Waypoint 1: Release Automation

Release automation is a key technology that integrates dev, test and ops at that precarious gap between them – code release. Release automation solutions work by modeling components (e.g., images, packages, source code, configurations, etc.) of the development, test, pre-prod and production environments for each stage in the application release life cycle, and then fully automating the deployment and promotion of changes across those environments.

This is important in DevOps because in enterprises where release automation does not occur, dev and ops (and/or test, QA, staging, acceptance, etc.) staff have to perform these release steps manually. This not only limits their productivity and pushes out application delivery dates, but is also highly error prone.

Here’s an example from a recent case study by Enterprise Management Associates (disclaimer: I worked for EMA a long time ago and think they are excellent people and very strong analysts). During the Christmas season, a consumer electronics company’s website failed to perform as large numbers of customers logged on to configure and provision their new home entertainment systems. The company deployed a cross-functional “WebOps” group to investigate the problem, which was occurring within their software deployment processes. In short, a lack of standardization made it possible for code, configuration or process errors introduced during deployment to create flawed execution environments.

The company responded by implementing a release automation solution that can execute a given workflow and configurations automatically, so each environment mirrors the last and errors are reduced or eliminated. As a result, the company has moved from a manual deployment method, where IT staff had to execute multiple scripts in sequence by hand, to an automated one in which IT can “deploy with a high state of reliability in 15 minutes with few adverse after-effects.” This allowed the company to standardize its deployment processes, improve the consistency and reliability of its website and ultimately meet the needs of its customers and vendor partners.

Waypoint 2: Continuous Delivery

Automating these handoffs is a great waypoint for enterprises to measure their journey. It is also a great starting point to the concept of continuous delivery – end-to-end application delivery that combines an ecosystem of people, processes and technologies into an automated, iterative, ‘assembly line’. In such a scenario, release operations build on release automation to integrate and orchestrate promotion across environments, enabling predictable, monitored and measurable continuous delivery from development to production.
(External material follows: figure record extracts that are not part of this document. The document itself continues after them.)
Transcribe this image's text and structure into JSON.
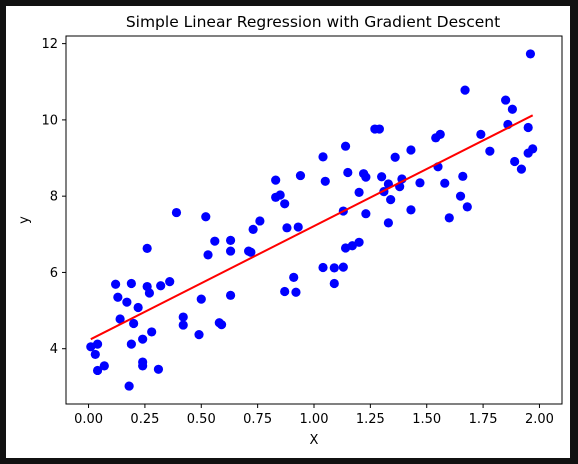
{
  "chart_data": {
    "type": "scatter",
    "title": "Simple Linear Regression with Gradient Descent",
    "xlabel": "X",
    "ylabel": "y",
    "xlim": [
      -0.1,
      2.1
    ],
    "ylim": [
      2.55,
      12.2
    ],
    "grid": false,
    "legend": "none",
    "x_ticks": [
      "0.00",
      "0.25",
      "0.50",
      "0.75",
      "1.00",
      "1.25",
      "1.50",
      "1.75",
      "2.00"
    ],
    "x_tick_values": [
      0,
      0.25,
      0.5,
      0.75,
      1.0,
      1.25,
      1.5,
      1.75,
      2.0
    ],
    "y_ticks": [
      "4",
      "6",
      "8",
      "10",
      "12"
    ],
    "y_tick_values": [
      4,
      6,
      8,
      10,
      12
    ],
    "colors": {
      "points": "#0000ff",
      "line": "#ff0000"
    },
    "series": [
      {
        "type": "scatter",
        "color": "#0000ff",
        "points": [
          [
            0.01,
            4.05
          ],
          [
            0.03,
            3.85
          ],
          [
            0.04,
            4.12
          ],
          [
            0.04,
            3.43
          ],
          [
            0.07,
            3.55
          ],
          [
            0.12,
            5.69
          ],
          [
            0.13,
            5.35
          ],
          [
            0.14,
            4.78
          ],
          [
            0.17,
            5.22
          ],
          [
            0.18,
            3.02
          ],
          [
            0.19,
            4.12
          ],
          [
            0.19,
            5.71
          ],
          [
            0.2,
            4.66
          ],
          [
            0.22,
            5.08
          ],
          [
            0.24,
            4.25
          ],
          [
            0.24,
            3.55
          ],
          [
            0.24,
            3.65
          ],
          [
            0.26,
            6.63
          ],
          [
            0.26,
            5.63
          ],
          [
            0.27,
            5.46
          ],
          [
            0.28,
            4.44
          ],
          [
            0.31,
            3.46
          ],
          [
            0.32,
            5.65
          ],
          [
            0.36,
            5.76
          ],
          [
            0.39,
            7.57
          ],
          [
            0.42,
            4.62
          ],
          [
            0.42,
            4.83
          ],
          [
            0.49,
            4.37
          ],
          [
            0.5,
            5.3
          ],
          [
            0.52,
            7.46
          ],
          [
            0.53,
            6.46
          ],
          [
            0.56,
            6.82
          ],
          [
            0.58,
            4.68
          ],
          [
            0.59,
            4.63
          ],
          [
            0.63,
            5.4
          ],
          [
            0.63,
            6.56
          ],
          [
            0.63,
            6.84
          ],
          [
            0.71,
            6.56
          ],
          [
            0.72,
            6.53
          ],
          [
            0.73,
            7.13
          ],
          [
            0.76,
            7.35
          ],
          [
            0.83,
            8.42
          ],
          [
            0.83,
            7.97
          ],
          [
            0.85,
            8.03
          ],
          [
            0.87,
            7.8
          ],
          [
            0.87,
            5.5
          ],
          [
            0.88,
            7.17
          ],
          [
            0.91,
            5.87
          ],
          [
            0.92,
            5.48
          ],
          [
            0.93,
            7.19
          ],
          [
            0.94,
            8.54
          ],
          [
            1.04,
            9.03
          ],
          [
            1.04,
            6.13
          ],
          [
            1.05,
            8.39
          ],
          [
            1.09,
            6.12
          ],
          [
            1.09,
            5.71
          ],
          [
            1.13,
            6.14
          ],
          [
            1.13,
            7.61
          ],
          [
            1.14,
            9.31
          ],
          [
            1.14,
            6.64
          ],
          [
            1.15,
            8.62
          ],
          [
            1.17,
            6.7
          ],
          [
            1.2,
            6.79
          ],
          [
            1.2,
            8.1
          ],
          [
            1.22,
            8.59
          ],
          [
            1.23,
            7.54
          ],
          [
            1.23,
            8.5
          ],
          [
            1.27,
            9.76
          ],
          [
            1.29,
            9.76
          ],
          [
            1.3,
            8.51
          ],
          [
            1.31,
            8.12
          ],
          [
            1.33,
            7.3
          ],
          [
            1.33,
            8.32
          ],
          [
            1.34,
            7.91
          ],
          [
            1.36,
            9.02
          ],
          [
            1.38,
            8.25
          ],
          [
            1.39,
            8.45
          ],
          [
            1.43,
            9.21
          ],
          [
            1.43,
            7.64
          ],
          [
            1.47,
            8.35
          ],
          [
            1.54,
            9.53
          ],
          [
            1.56,
            9.62
          ],
          [
            1.55,
            8.77
          ],
          [
            1.58,
            8.34
          ],
          [
            1.6,
            7.43
          ],
          [
            1.65,
            8.0
          ],
          [
            1.66,
            8.52
          ],
          [
            1.67,
            10.78
          ],
          [
            1.68,
            7.72
          ],
          [
            1.74,
            9.62
          ],
          [
            1.78,
            9.18
          ],
          [
            1.85,
            10.52
          ],
          [
            1.86,
            9.88
          ],
          [
            1.88,
            10.28
          ],
          [
            1.89,
            8.91
          ],
          [
            1.92,
            8.71
          ],
          [
            1.95,
            9.8
          ],
          [
            1.95,
            9.13
          ],
          [
            1.96,
            11.73
          ],
          [
            1.97,
            9.24
          ]
        ]
      },
      {
        "type": "line",
        "color": "#ff0000",
        "x": [
          0.01,
          1.97
        ],
        "y": [
          4.25,
          10.12
        ]
      }
    ]
  }
}
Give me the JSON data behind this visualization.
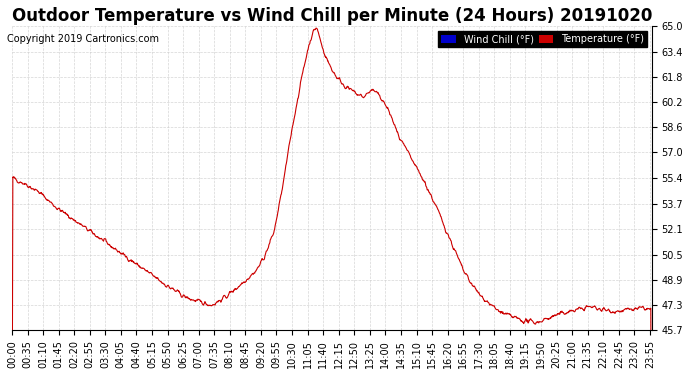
{
  "title": "Outdoor Temperature vs Wind Chill per Minute (24 Hours) 20191020",
  "copyright": "Copyright 2019 Cartronics.com",
  "legend_wind_chill": "Wind Chill (°F)",
  "legend_temperature": "Temperature (°F)",
  "line_color": "#cc0000",
  "background_color": "#ffffff",
  "plot_bg_color": "#ffffff",
  "grid_color": "#cccccc",
  "ylim": [
    45.7,
    65.0
  ],
  "yticks": [
    45.7,
    47.3,
    48.9,
    50.5,
    52.1,
    53.7,
    55.4,
    57.0,
    58.6,
    60.2,
    61.8,
    63.4,
    65.0
  ],
  "title_fontsize": 12,
  "tick_fontsize": 7,
  "legend_bg_wind": "#0000cc",
  "legend_bg_temp": "#cc0000",
  "legend_text_color": "#ffffff"
}
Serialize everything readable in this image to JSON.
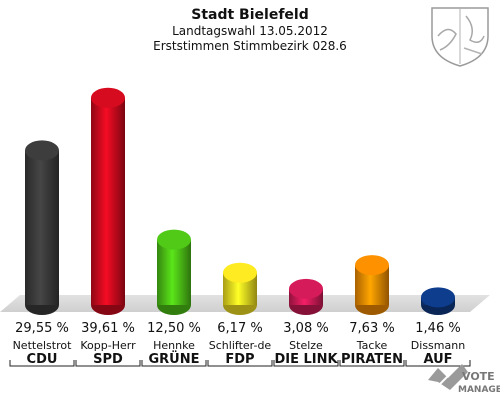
{
  "header": {
    "title": "Stadt Bielefeld",
    "subtitle": "Landtagswahl 13.05.2012",
    "subtitle2": "Erststimmen Stimmbezirk 028.6"
  },
  "watermark": {
    "line1": "VOTE",
    "line2": "MANAGER",
    "icon": "vote-check-icon"
  },
  "crest": {
    "icon": "nrw-coat-of-arms-icon"
  },
  "chart_data": {
    "type": "bar",
    "title": "Stadt Bielefeld",
    "ylim": [
      0,
      45
    ],
    "grid": false,
    "categories": [
      "Nettelstrot",
      "Kopp-Herr",
      "Hennke",
      "Schlifter-de",
      "Stelze",
      "Tacke",
      "Dissmann"
    ],
    "parties": [
      "CDU",
      "SPD",
      "GRÜNE",
      "FDP",
      "DIE LINK",
      "PIRATEN",
      "AUF"
    ],
    "values": [
      29.55,
      39.61,
      12.5,
      6.17,
      3.08,
      7.63,
      1.46
    ],
    "labels": [
      "29,55 %",
      "39,61 %",
      "12,50 %",
      "6,17 %",
      "3,08 %",
      "7,63 %",
      "1,46 %"
    ],
    "colors": [
      "#3a3a3a",
      "#cc0a1e",
      "#4cc016",
      "#f2e020",
      "#cc1a56",
      "#f28a00",
      "#0e3a86"
    ]
  }
}
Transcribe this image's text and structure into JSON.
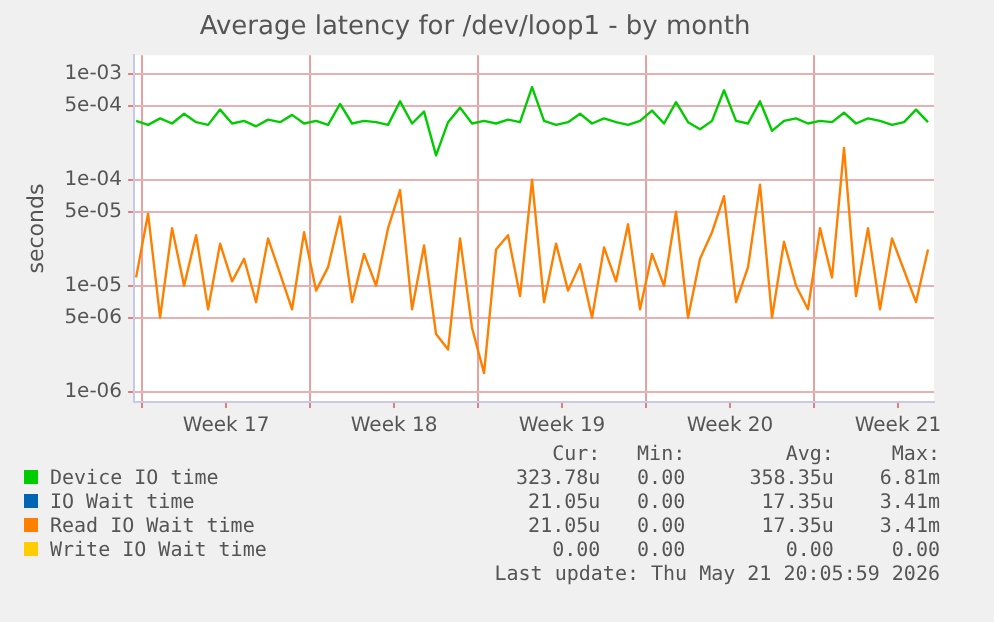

At a high level, development involves four phases: planning, building, testing and releasing an application. When an organization achieves continuous delivery, every technology and people process that can be automated between these phases is, so for example, development data from a release automation tool could be fed into a portfolio management solution, which would help automate approvals and future planning phases. In addition, if you used shared services in composite architectures, each team didn’t build the same thing over and over. You built it once and all shared it.

Then, as iterations occur and the portfolio management tool amasses more and more data, IT leaders will see first-hand how different methods led to better results (e.g., when this technology was used, the project was delivered X% faster). And of course, this kind of real-time data can be used to make better, more nimble business decisions that enable companies to differentiate and be more reactive in the marketplace. This is often exactly the type of intermediate measurement that larger enterprises need to justify the changes they are making; to justify the journey, with real business metrics.

DevOps: A Continuous Journey of Continuous Improvement

Returning to the question I posed at the beginning of this blog, I can tell you that neither release automation nor continuous delivery are the endpoint of DevOps – but they are certainly significant milestones to shoot for on the journey. So if they’re not the answer, what is?

To be perfectly honest, I’m not sure DevOps has a concrete endpoint. As the cliché goes, it’s more about the journey than the destination. As I have written in previous blogs, DevOps is all about delivering high-quality applications faster and at lower cost. As long as you’re continuously improving in that direction, the endpoint really doesn’t matter.